Why Does the Treatment of Mutable and Immutable Objects Matter:
I have shown some of the effects that can be seen from using immutable and mutable types. But there are some more subtle differences that arise when passing objects into functions. Since all variables are passed by reference in Python, the function they are passed to can directly manipulate the data of their arguments. That’s one reason why tuples
are so useful: they act like lists but prevent the callee from accidentally changing the data in the caller’s scope. One consequence is that if you pass a mutable data type into a function you should be prepared for it to change. Since immutable types cannot be changed you must also be mindful of when operations performed inside a function will not propagate to the caller, e.g. operations of ints
. Furthermore, not all operations on mutable types have the effect of mutating them in-place.
For list
objects, any slice operation makes a copy of the part of the list being sliced. Adding two list
objects together also creates a new list. However, inline addition does not create a new list
:
>>> a = [1, 2]
>>> id(a)
140441783766856
>>> a = a + a
>>> id(a)
140441780552200
>>> a
[1, 2, 1, 2]
>>> a *= 2
>>> a
[1, 2, 1, 2, 1, 2, 1, 2]
>>> id(a)
140441780552200
So, inline operations are performed in-place, while the longer version is not. This is particularly interesting as the inline version is usually seen as a shorthand for the longer one, but the effect is different. Thus, in a function you would have two drastically different results depending on which method you chose. In general, regular assignment (not inline operations, such as *=
) creates a new object unless it is purely of the form a = b
.
In the case of immutable objects, all mutating operations give rise to new objects, so if you actually want to change the value of a variable you either need to reassign it by capturing the return value of a function or do the operation in the block in which the object was created.

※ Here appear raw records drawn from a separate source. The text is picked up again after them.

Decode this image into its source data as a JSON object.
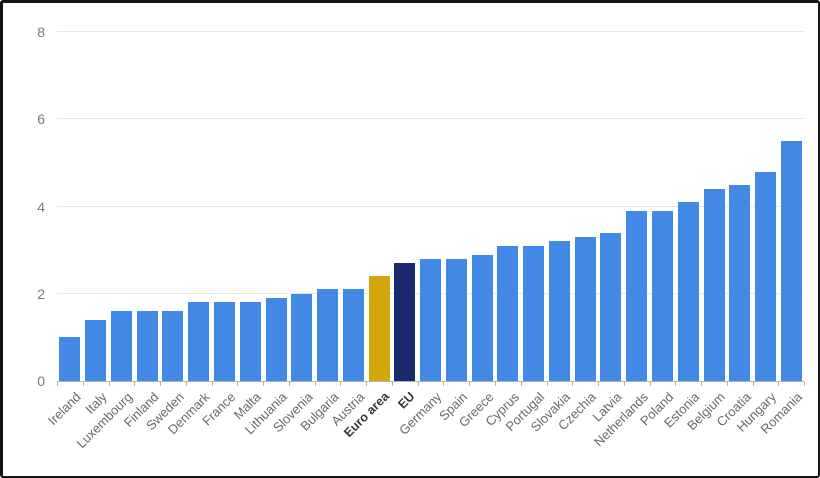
{
  "figure": {
    "title": "",
    "frame_color": "#141414",
    "background": "#ffffff"
  },
  "chart_data": {
    "type": "bar",
    "title": "",
    "xlabel": "",
    "ylabel": "",
    "categories": [
      "Ireland",
      "Italy",
      "Luxembourg",
      "Finland",
      "Sweden",
      "Denmark",
      "France",
      "Malta",
      "Lithuania",
      "Slovenia",
      "Bulgaria",
      "Austria",
      "Euro area",
      "EU",
      "Germany",
      "Spain",
      "Greece",
      "Cyprus",
      "Portugal",
      "Slovakia",
      "Czechia",
      "Latvia",
      "Netherlands",
      "Poland",
      "Estonia",
      "Belgium",
      "Croatia",
      "Hungary",
      "Romania"
    ],
    "values": [
      1.0,
      1.4,
      1.6,
      1.6,
      1.6,
      1.8,
      1.8,
      1.8,
      1.9,
      2.0,
      2.1,
      2.1,
      2.4,
      2.7,
      2.8,
      2.8,
      2.9,
      3.1,
      3.1,
      3.2,
      3.3,
      3.4,
      3.9,
      3.9,
      4.1,
      4.4,
      4.5,
      4.8,
      5.5
    ],
    "ylim": [
      0,
      8
    ],
    "y_ticks": [
      0,
      2,
      4,
      6,
      8
    ],
    "grid": true,
    "legend": null,
    "bold_categories": [
      "Euro area",
      "EU"
    ],
    "highlighted_bars": {
      "Euro area": "bar_gold",
      "EU": "bar_navy"
    }
  },
  "colors": {
    "bar_blue": "#4189e4",
    "bar_gold": "#d2a70a",
    "bar_navy": "#1b2c6e",
    "gridline": "#e8e8ec",
    "axis_line": "#b3b3b3",
    "y_label": "#7a7a7a",
    "x_label": "#696969",
    "x_label_bold": "#383838",
    "frame": "#141414",
    "background": "#ffffff"
  }
}
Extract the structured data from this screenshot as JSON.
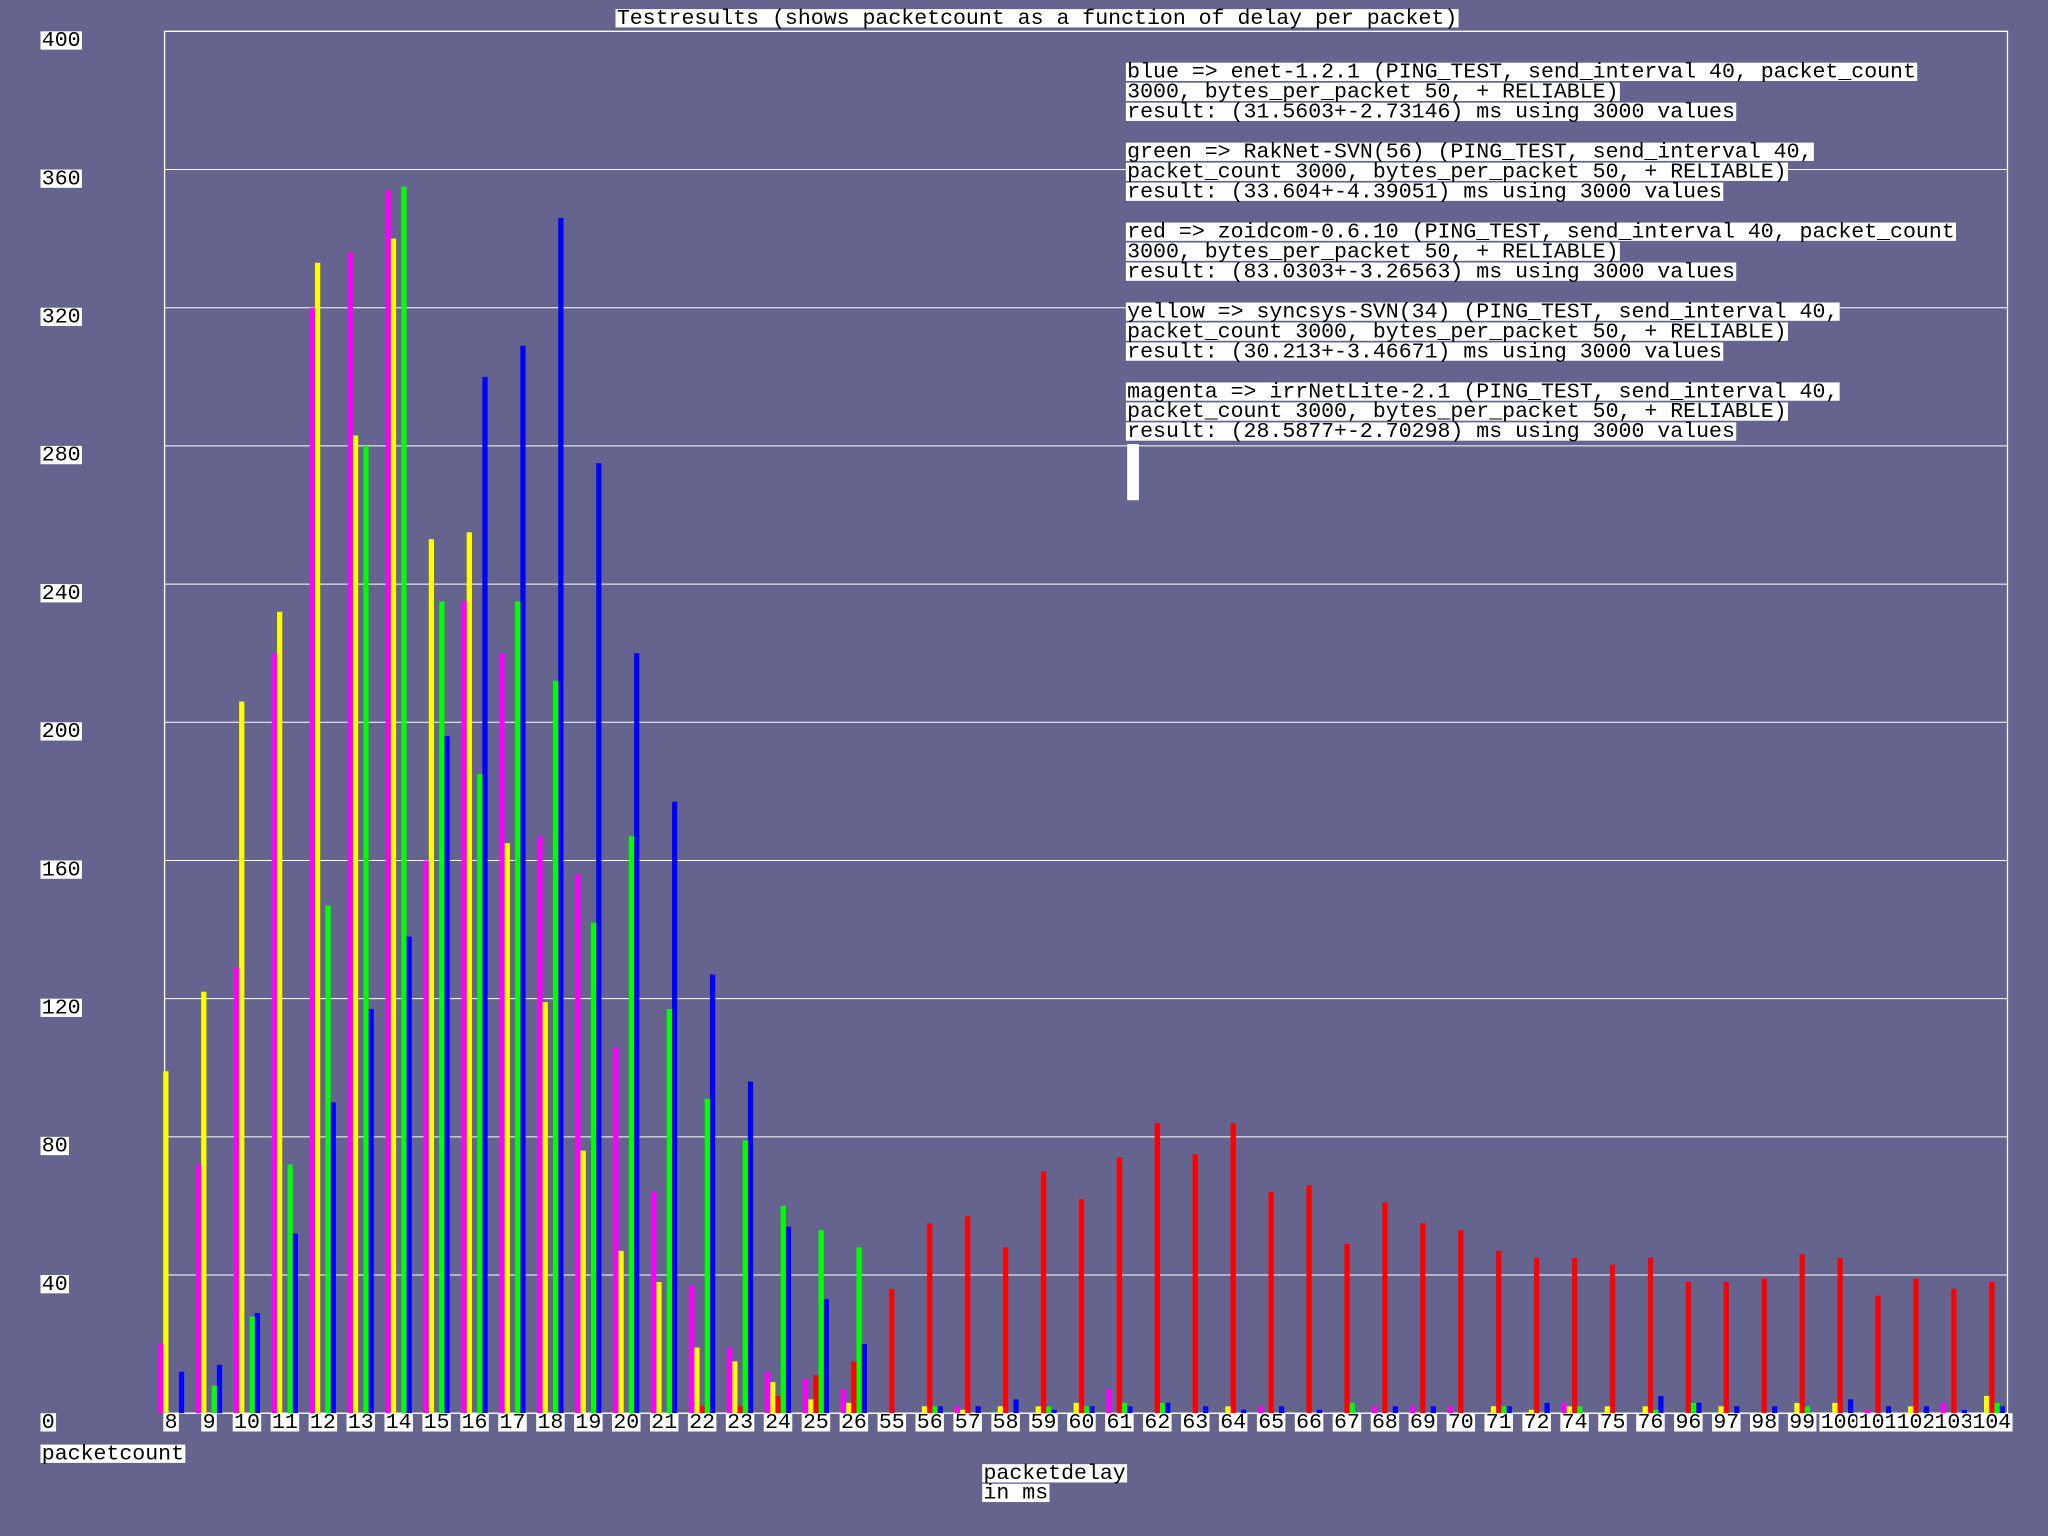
{
  "chart_data": {
    "type": "bar",
    "title": "Testresults (shows packetcount as a function of delay per packet)",
    "ylabel": "packetcount",
    "xlabel": [
      "packetdelay",
      "in ms"
    ],
    "categories": [
      "8",
      "9",
      "10",
      "11",
      "12",
      "13",
      "14",
      "15",
      "16",
      "17",
      "18",
      "19",
      "20",
      "21",
      "22",
      "23",
      "24",
      "25",
      "26",
      "55",
      "56",
      "57",
      "58",
      "59",
      "60",
      "61",
      "62",
      "63",
      "64",
      "65",
      "66",
      "67",
      "68",
      "69",
      "70",
      "71",
      "72",
      "74",
      "75",
      "76",
      "96",
      "97",
      "98",
      "99",
      "100",
      "101",
      "102",
      "103",
      "104"
    ],
    "ylim": [
      0,
      400
    ],
    "yticks": [
      0,
      40,
      80,
      120,
      160,
      200,
      240,
      280,
      320,
      360,
      400
    ],
    "grid": true,
    "series": [
      {
        "name": [
          "blue => enet-1.2.1 (PING_TEST, send_interval 40, packet_count",
          "3000, bytes_per_packet 50,  + RELIABLE)",
          "result: (31.5603+-2.73146) ms using 3000 values"
        ],
        "color": "#0000ff",
        "values": [
          12,
          14,
          29,
          52,
          90,
          117,
          138,
          196,
          300,
          309,
          346,
          275,
          220,
          177,
          127,
          96,
          54,
          33,
          20,
          0,
          2,
          2,
          4,
          1,
          2,
          2,
          3,
          2,
          1,
          2,
          1,
          0,
          2,
          2,
          0,
          2,
          3,
          0,
          0,
          5,
          3,
          2,
          2,
          0,
          4,
          2,
          2,
          1,
          2
        ]
      },
      {
        "name": [
          "green => RakNet-SVN(56) (PING_TEST, send_interval 40,",
          "packet_count 3000, bytes_per_packet 50,  + RELIABLE)",
          "result: (33.604+-4.39051) ms using 3000 values"
        ],
        "color": "#00ff00",
        "values": [
          0,
          8,
          28,
          72,
          147,
          280,
          355,
          235,
          185,
          235,
          212,
          142,
          167,
          117,
          91,
          79,
          60,
          53,
          48,
          0,
          2,
          0,
          0,
          2,
          2,
          3,
          3,
          0,
          0,
          0,
          0,
          3,
          0,
          0,
          0,
          2,
          0,
          2,
          0,
          1,
          3,
          0,
          0,
          2,
          0,
          0,
          0,
          0,
          3
        ]
      },
      {
        "name": [
          "red => zoidcom-0.6.10 (PING_TEST, send_interval 40, packet_count",
          "3000, bytes_per_packet 50,  + RELIABLE)",
          "result: (83.0303+-3.26563) ms using 3000 values"
        ],
        "color": "#ff0000",
        "values": [
          0,
          0,
          0,
          0,
          0,
          0,
          0,
          0,
          0,
          0,
          0,
          0,
          0,
          0,
          2,
          2,
          5,
          11,
          15,
          36,
          55,
          57,
          48,
          70,
          62,
          74,
          84,
          75,
          84,
          64,
          66,
          49,
          61,
          55,
          53,
          47,
          45,
          45,
          43,
          45,
          38,
          38,
          39,
          46,
          45,
          34,
          39,
          36,
          38
        ]
      },
      {
        "name": [
          "yellow => syncsys-SVN(34) (PING_TEST, send_interval 40,",
          "packet_count 3000, bytes_per_packet 50,  + RELIABLE)",
          "result: (30.213+-3.46671) ms using 3000 values"
        ],
        "color": "#ffff00",
        "values": [
          99,
          122,
          206,
          232,
          333,
          283,
          340,
          253,
          255,
          165,
          119,
          76,
          47,
          38,
          19,
          15,
          9,
          4,
          3,
          0,
          2,
          1,
          2,
          2,
          3,
          0,
          0,
          0,
          2,
          0,
          0,
          0,
          0,
          0,
          0,
          2,
          1,
          2,
          2,
          2,
          0,
          2,
          0,
          3,
          3,
          0,
          2,
          0,
          5
        ]
      },
      {
        "name": [
          "magenta => irrNetLite-2.1 (PING_TEST, send_interval 40,",
          "packet_count 3000, bytes_per_packet 50,  + RELIABLE)",
          "result: (28.5877+-2.70298) ms using 3000 values"
        ],
        "color": "#ff00ff",
        "values": [
          20,
          72,
          129,
          220,
          320,
          336,
          354,
          160,
          235,
          220,
          167,
          156,
          106,
          64,
          37,
          19,
          12,
          10,
          7,
          0,
          0,
          2,
          0,
          0,
          0,
          7,
          0,
          0,
          0,
          2,
          0,
          0,
          2,
          2,
          2,
          0,
          0,
          3,
          0,
          0,
          0,
          0,
          0,
          0,
          0,
          1,
          0,
          3,
          0
        ]
      }
    ]
  }
}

One last oddity can be seen in the treatment of tuples
. As described above, tuples
are immutable. They do not support item assignment. However, it is possible for an element of a tuple
to be a mutable type, such as a list
or dict
. Because the tuple
is merely an ordered collection of references to other objects, as long as the address of the object it contains does not change, the tuple
will still be unmutated. One consequence is that in order to use a tuple
as a key in a dictionary, you must not use mutable objects as elements. The interpreter will give you an error if you try. Conversely, even though dictionaries are mutable, the keys must be immutable in ordering for hashing to work properly. So there is so overlap in these types.
Conclusion:
Knowledge of the underlying objects and how they behave is important to getting the desired output. It also helps to understand some of the language design considerations. Hopefully someone found this helpful.